Полная версия
К вечеру квартира стала похожа на декорацию после артобстрела. Все было продырявлено, искалечено, истыкано.
Я стоял среди этого месива, пьяный, белый от пыли, с никотиновой горечью во рту, и думал только об одном: теперь его тишина стала абсолютной.
День семнадцатый
Скука.
Не обычная, бытовая, когда нечем заняться, а чудовищная, звенящая, почти физическая. Она высасывала из меня мысли. Я лежал на полу среди пустых бутылок, курил кальян, украденный из табачной лавки, и смотрел в потолок.
И вдруг мне захотелось женщины.
Живой, теплой, настоящей — хоть какой-нибудь.
Мысль была настолько нелепой, что я сначала расхохотался, а потом встал и пошел в ванную приводить себя в порядок.
Почистил зубы до крови в деснах, пригладил волосы, натянул лучший костюм из разоренного бутика и, глядя на свое отражение, объявил:
— Сегодня у нас особый вечер, дорогой. Мы идем на свидание.
В супермаркете я выбрал самую дорогую бутылку игристого.
— Сдачи не надо, — бросил я воображаемому кассиру.
В парфюмерном отделе устроил полноценный спектакль:
— Молодой человек, вам безусловно подойдет вот этот аромат. Бергамот, кожа и немного древесины.
— Вы считаете?
— Уверяю вас. Женщины будут ваши.
— Тогда беру.
В аптеке прихватил виагру и тут же запил таблетку теплым вином.
А потом зашел в магазин для взрослых.
Среди латекса, розовых коробок и искусственных улыбок на упаковках я нашел ее. Надувную куклу. Почти идеальную в своем безмолвии. Пока я надувал ее, у меня чуть не лопнули легкие. Но когда закончил, почему-то почувствовал нежность.

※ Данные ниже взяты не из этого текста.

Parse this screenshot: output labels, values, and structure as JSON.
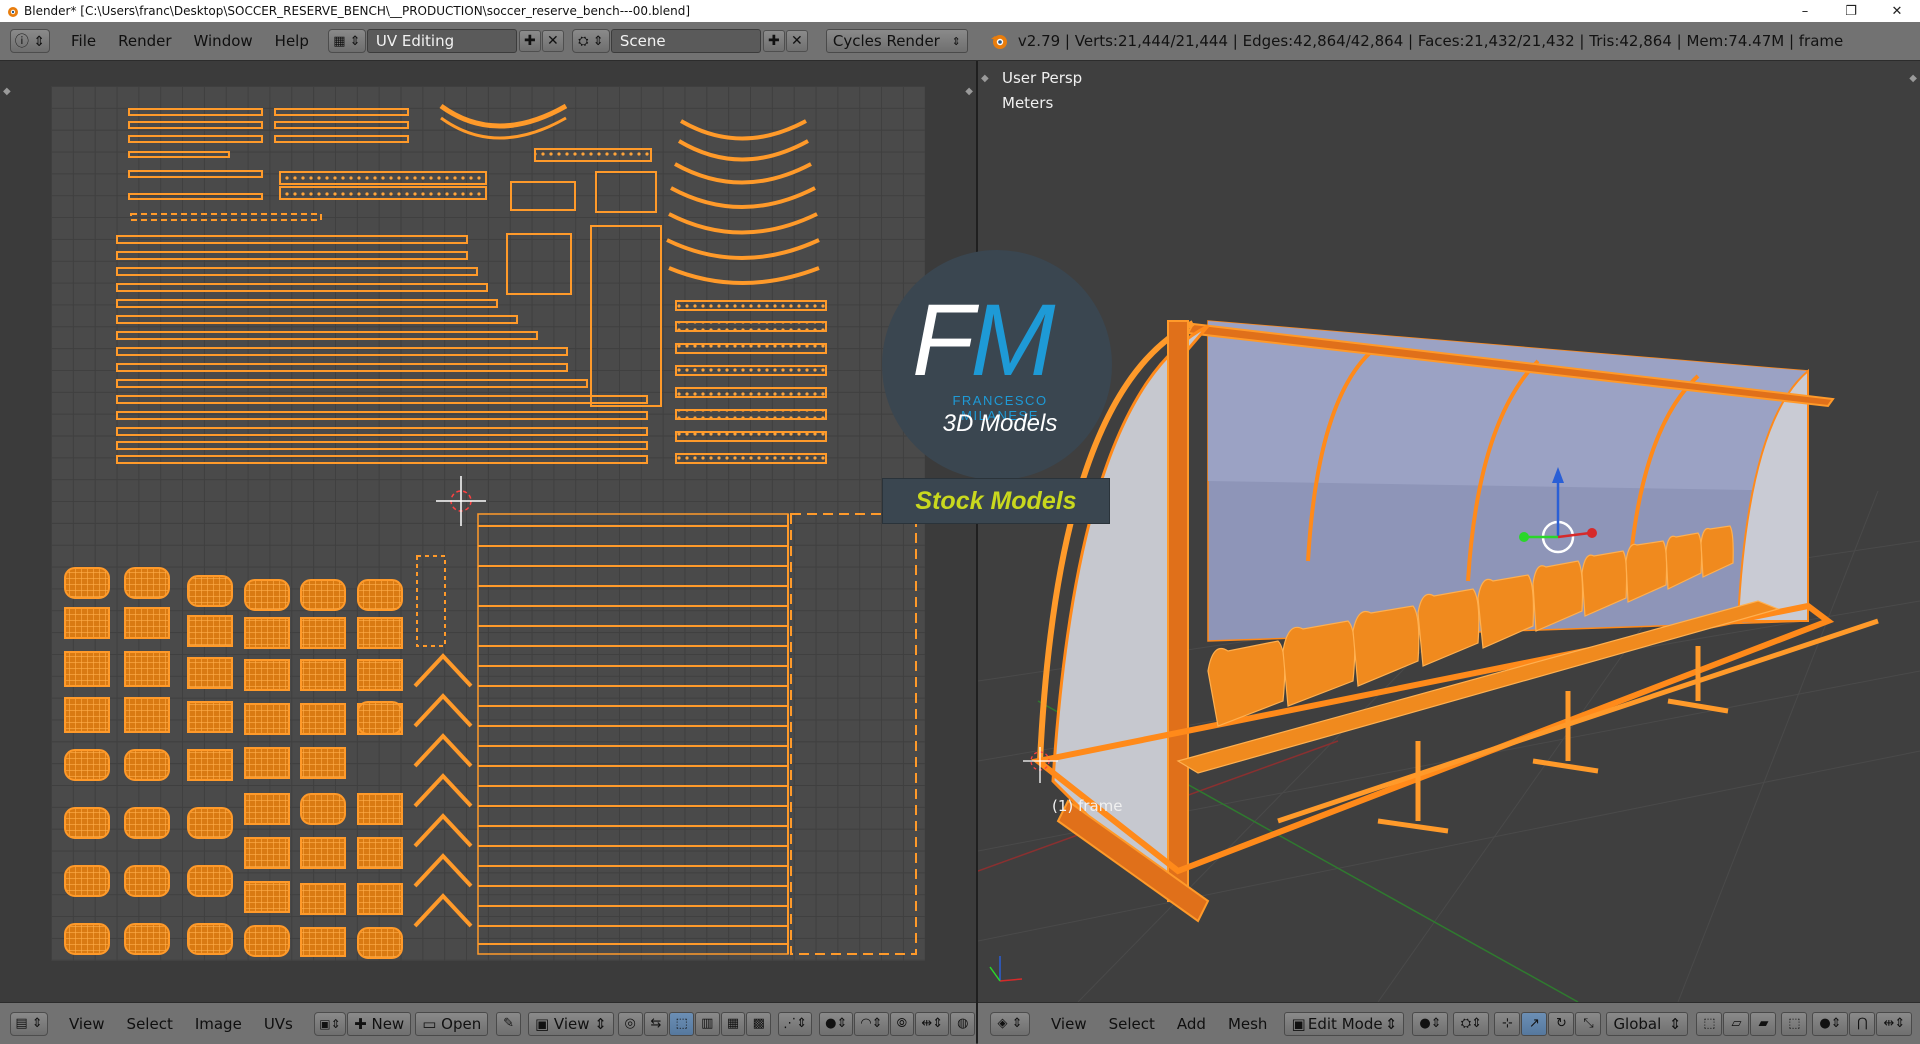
{
  "window": {
    "title": "Blender* [C:\\Users\\franc\\Desktop\\SOCCER_RESERVE_BENCH\\__PRODUCTION\\soccer_reserve_bench---00.blend]",
    "minimize": "–",
    "restore": "❐",
    "close": "✕"
  },
  "infobar": {
    "menus": [
      "File",
      "Render",
      "Window",
      "Help"
    ],
    "screen_layout": "UV Editing",
    "scene": "Scene",
    "render_engine": "Cycles Render",
    "stats": "v2.79 | Verts:21,444/21,444 | Edges:42,864/42,864 | Faces:21,432/21,432 | Tris:42,864 | Mem:74.47M | frame"
  },
  "viewport": {
    "view_name": "User Persp",
    "units": "Meters",
    "object_label": "(1) frame"
  },
  "watermark": {
    "fm_f": "F",
    "fm_m": "M",
    "author": "FRANCESCO MILANESE",
    "subtitle": "3D Models",
    "ribbon": "Stock Models"
  },
  "uv_footer": {
    "menus": [
      "View",
      "Select",
      "Image",
      "UVs"
    ],
    "new_label": "New",
    "open_label": "Open",
    "view_label": "View"
  },
  "view3d_footer": {
    "menus": [
      "View",
      "Select",
      "Add",
      "Mesh"
    ],
    "mode": "Edit Mode",
    "orientation": "Global"
  },
  "colors": {
    "wire": "#ff8a1a",
    "selection_fill": "#f08000",
    "header": "#727272",
    "accent_blue": "#1e9ad6"
  }
}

Вечер мы провели на крыше.
Я заранее натаскал туда меховые куртки из бутика, старые ящики и сухие ветки. В центре крыши ревел костер. Ветер разносил искры. Оранжевый свет прыгал по нашим телам, делая ее виниловую кожу почти живой.
Я прижимал ее к себе, говорил всякую чушь — о море, о будущем, о том, что нам повезло остаться вдвоем. Я видел в нарисованных глазах то, чего никогда не получал от настоящих женщин: абсолютное, пустое, безопасное внимание.
Потом все случилось быстро, механически и жалко. Не секс даже — попытка убедить себя, что я еще человек, а не говорящий мусор в пустом городе.
Когда все закончилось, я лежал на спине, курил и смотрел в небо.
И тут налетел резкий порыв ветра.
Кукла вздрогнула, перевернулась, неловко вспорхнула — и ее понесло к краю крыши. Я вскочил слишком поздно. Она уже сорвалась вниз.
— Нет! — заорал я. — Вернись!
Я подбежал к парапету и перегнулся.
Внизу, у подножия дома, в густой тени у подъезда, кто-то стоял.
Темная фигура.
Неподвижная. Высокая. Совершенно черная на фоне двора.
Она смотрела прямо на меня.
Ледяной ужас протрезвил моментально. Я будто впервые за все эти дни почувствовал себя по-настоящему голым.
Фигура медленно развернулась и пошла прочь, растворяясь в сумерках.
— Стойте! — взвизгнул я. — Стойте! Подождите! Я сейчас спущусь!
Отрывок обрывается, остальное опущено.